Restricting the utilization of Facebook, Instagram and Snapchat directly leads to reductions in loneliness and depression, as indicated by an ongoing report published by analysts at the University of Pennsylvania.

The investigation is titled “No More FOMO: Limiting Social Media Decreases Loneliness and Depression,” and as a part of it, researchers watched 143 undergraduate students more than three weeks.

The students were split into two groups: one that continued to use social media as normal and another that was limited to using each social service to 10 minutes per day. Students sent researchers screenshots of their iPhone battery usage, which shows how many minutes are spent on each app each day, to track their usage of the apps.

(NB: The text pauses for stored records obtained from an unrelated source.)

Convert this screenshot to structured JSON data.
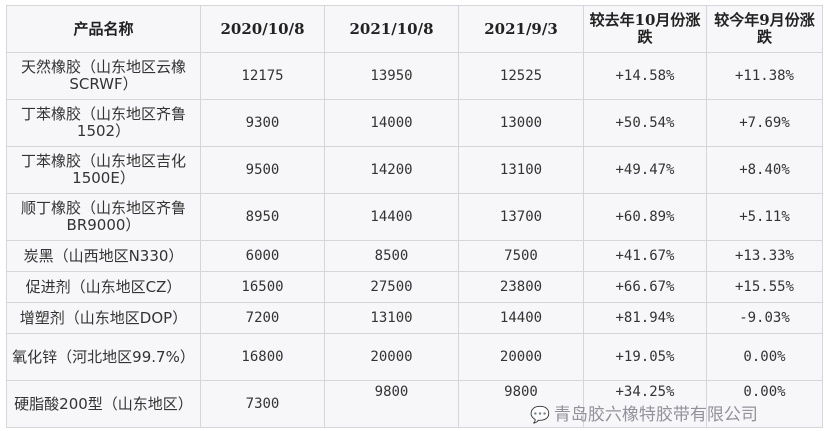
{
  "headers": [
    "产品名称",
    "2020/10/8",
    "2021/10/8",
    "2021/9/3",
    "较去年10月份涨跌",
    "较今年9月份涨跌"
  ],
  "rows": [
    [
      "天然橡胶（山东地区云橡SCRWF）",
      "12175",
      "13950",
      "12525",
      "+14.58%",
      "+11.38%"
    ],
    [
      "丁苯橡胶（山东地区齐鲁1502）",
      "9300",
      "14000",
      "13000",
      "+50.54%",
      "+7.69%"
    ],
    [
      "丁苯橡胶（山东地区吉化1500E）",
      "9500",
      "14200",
      "13100",
      "+49.47%",
      "+8.40%"
    ],
    [
      "顺丁橡胶（山东地区齐鲁BR9000）",
      "8950",
      "14400",
      "13700",
      "+60.89%",
      "+5.11%"
    ],
    [
      "炭黑（山西地区N330）",
      "6000",
      "8500",
      "7500",
      "+41.67%",
      "+13.33%"
    ],
    [
      "促进剂（山东地区CZ）",
      "16500",
      "27500",
      "23800",
      "+66.67%",
      "+15.55%"
    ],
    [
      "增塑剂（山东地区DOP）",
      "7200",
      "13100",
      "14400",
      "+81.94%",
      "-9.03%"
    ],
    [
      "氧化锌（河北地区99.7%）",
      "16800",
      "20000",
      "20000",
      "+19.05%",
      "0.00%"
    ],
    [
      "硬脂酸200型（山东地区）",
      "7300",
      "9800",
      "9800",
      "+34.25%",
      "0.00%"
    ]
  ],
  "row_heights": [
    "tall",
    "tall",
    "tall",
    "tall",
    "short",
    "short",
    "short",
    "tall",
    "tall"
  ],
  "watermark": {
    "icon": "wechat-icon",
    "text": "青岛胶六橡特胶带有限公司"
  }
}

The experiment found that among the group that limited its use of social media, the researchers saw significant declines in depressive symptoms.

“Not comparing my life to the lives of others had a much stronger impact than I expected, and I felt a lot more positive about myself during those weeks,” one of the students said, according to the study.

Facebook could not be reached for comment. Snap, the maker of Snapchat, declined to comment.

Though other studies have found correlations between social media and mental health issues, this study claims to be the first “to establish a clear causal link between decreasing social media use, and improvements in loneliness and depression.”

“It is ironic, but perhaps not surprising, that reducing social media, which promised to help us connect with others, actually helps people feel less lonely and depressed,” the study reads.